Custom metadata must follow the "Custom-Metadata" format listed in https://github.com/grpc/grpc/blob/master/doc/PROTOCOL-HTTP2.md, with the exception of binary headers, which don't have to be base64 encoded.
Get the tutorial source code
The example code for this and our other examples lives in the examples
directory.

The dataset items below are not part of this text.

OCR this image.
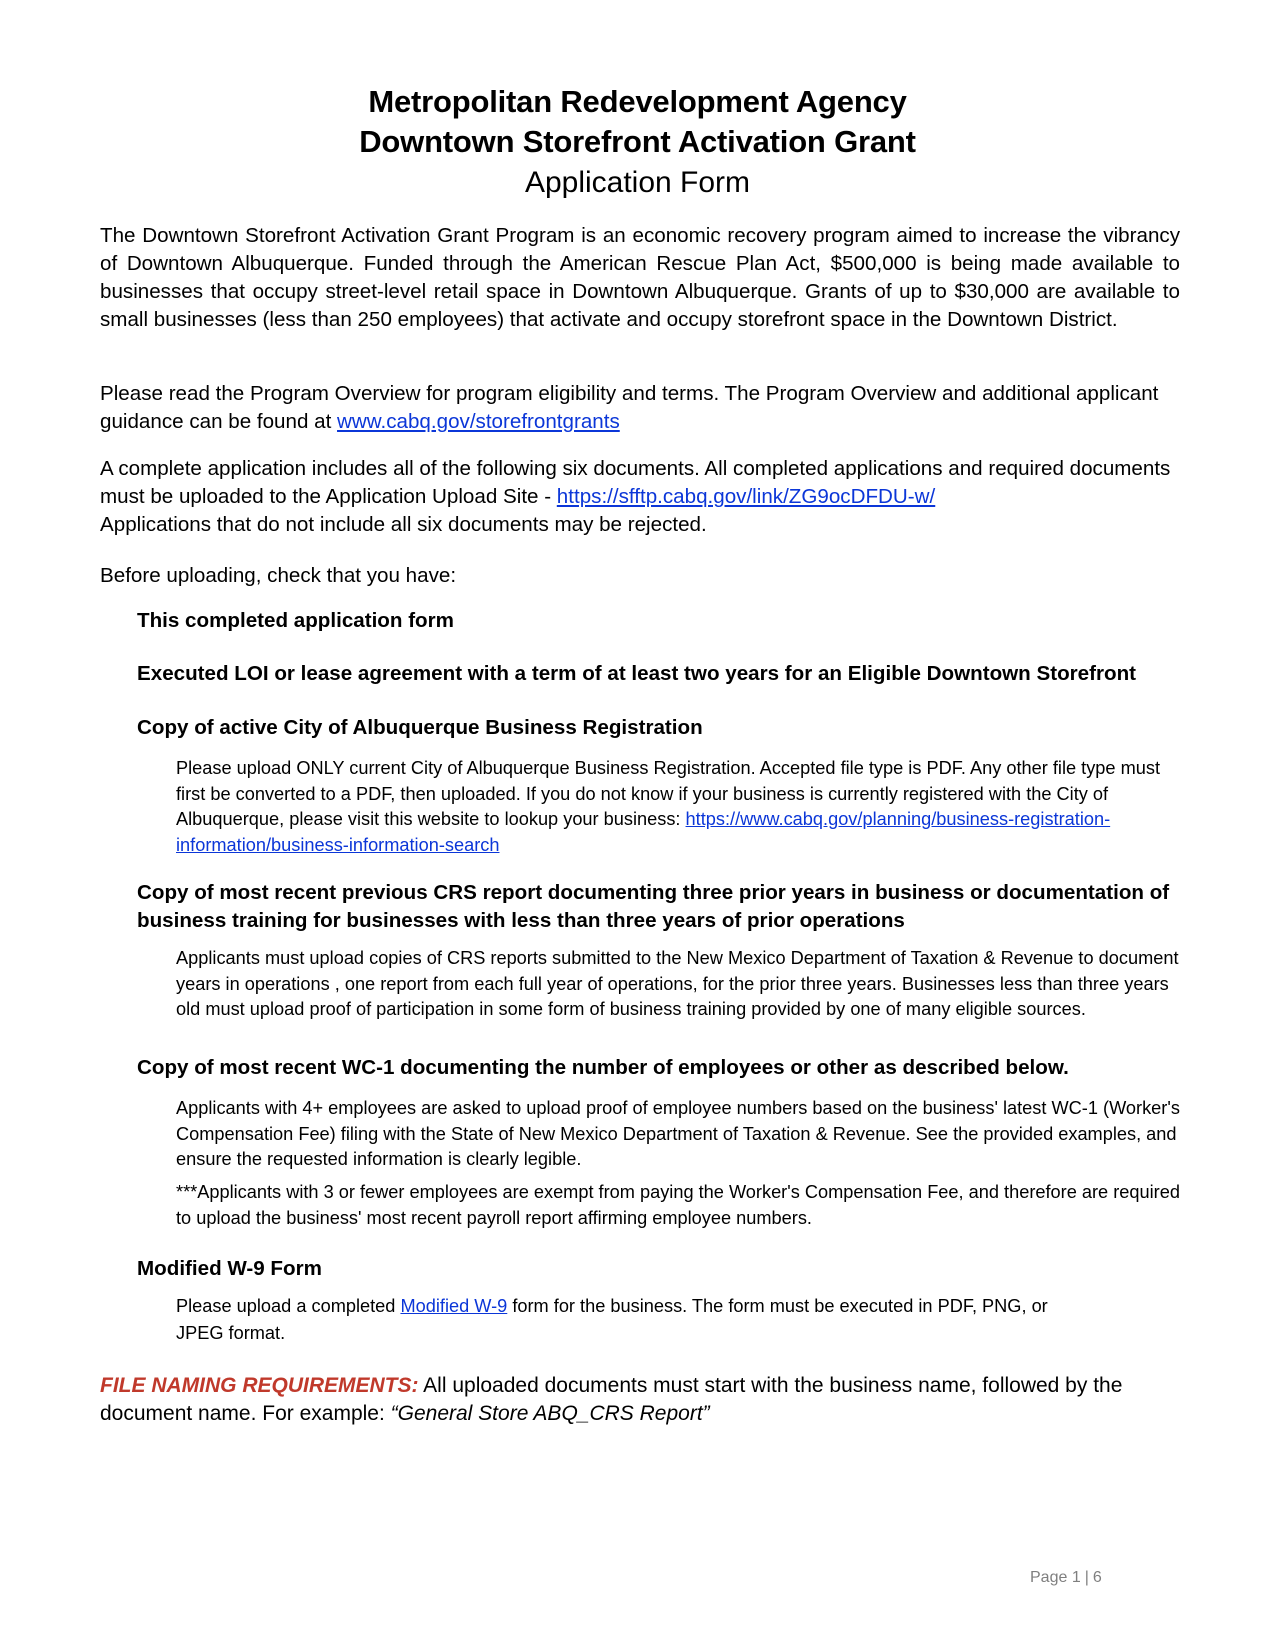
Metropolitan Redevelopment Agency
Downtown Storefront Activation Grant
Application Form
The Downtown Storefront Activation Grant Program is an economic recovery program aimed to increase the vibrancy of Downtown Albuquerque. Funded through the American Rescue Plan Act, $500,000 is being made available to businesses that occupy street-level retail space in Downtown Albuquerque. Grants of up to $30,000 are available to small businesses (less than 250 employees) that activate and occupy storefront space in the Downtown District.
Please read the Program Overview for program eligibility and terms. The Program Overview and additional applicant guidance can be found at www.cabq.gov/storefrontgrants
A complete application includes all of the following six documents. All completed applications and required documents must be uploaded to the Application Upload Site - https://sfftp.cabq.gov/link/ZG9ocDFDU-w/
Applications that do not include all six documents may be rejected.
Before uploading, check that you have:
This completed application form
Executed LOI or lease agreement with a term of at least two years for an Eligible Downtown Storefront
Copy of active City of Albuquerque Business Registration
Please upload ONLY current City of Albuquerque Business Registration. Accepted file type is PDF. Any other file type must first be converted to a PDF, then uploaded. If you do not know if your business is currently registered with the City of Albuquerque, please visit this website to lookup your business: https://www.cabq.gov/planning/business-registration-information/business-information-search
Copy of most recent previous CRS report documenting three prior years in business or documentation of business training for businesses with less than three years of prior operations
Applicants must upload copies of CRS reports submitted to the New Mexico Department of Taxation & Revenue to document years in operations , one report from each full year of operations, for the prior three years. Businesses less than three years old must upload proof of participation in some form of business training provided by one of many eligible sources.
Copy of most recent WC-1 documenting the number of employees or other as described below.
Applicants with 4+ employees are asked to upload proof of employee numbers based on the business' latest WC-1 (Worker's Compensation Fee) filing with the State of New Mexico Department of Taxation & Revenue. See the provided examples, and ensure the requested information is clearly legible.
***Applicants with 3 or fewer employees are exempt from paying the Worker's Compensation Fee, and therefore are required to upload the business' most recent payroll report affirming employee numbers.
Modified W-9 Form
Please upload a completed Modified W-9 form for the business. The form must be executed in PDF, PNG, or JPEG format.
FILE NAMING REQUIREMENTS: All uploaded documents must start with the business name, followed by the document name. For example: “General Store ABQ_CRS Report”
Page 1 | 6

Clone this repository
at the latest stable release tag to your local machine by running the following command:
$ git clone -b RELEASE_TAG_HERE https://github.com/grpc/grpc
Change your current directory to examples/cpp/metadata
$ cd examples/cpp/metadata
Generating gRPC code
To generate the client and server side interfaces:
$ make helloworld.grpc.pb.cc helloworld.pb.cc
Which internally invokes the proto-compiler as:
$ protoc -I ../../protos/ --grpc_out=. --plugin=protoc-gen-grpc=grpc_cpp_plugin ../../protos/helloworld.proto
$ protoc -I ../../protos/ --cpp_out=. ../../protos/helloworld.proto
Try it!
Build client and server:
$ make
Run the server, which will listen on port 50051:
$ ./greeter_server
Run the client (in a different terminal):
$ ./greeter_client
If things go smoothly, you will see in the client terminal:
"Client received initial metadata from server: initial metadata value" "Client received trailing metadata from server: trailing metadata value" "Client received message: Hello World"
And in the server terminal:
"Header key: custom-bin , value: 01234567" "Header key: custom-header , value: Custom Value" "Header key: user-agent , value: grpc-c++/1.16.0-dev grpc-c/6.0.0-dev (linux; chttp2; gao)"
We did not add the user-agent metadata as a custom header. This shows how the gRPC framework adds some headers under the hood that may show up in the metadata map.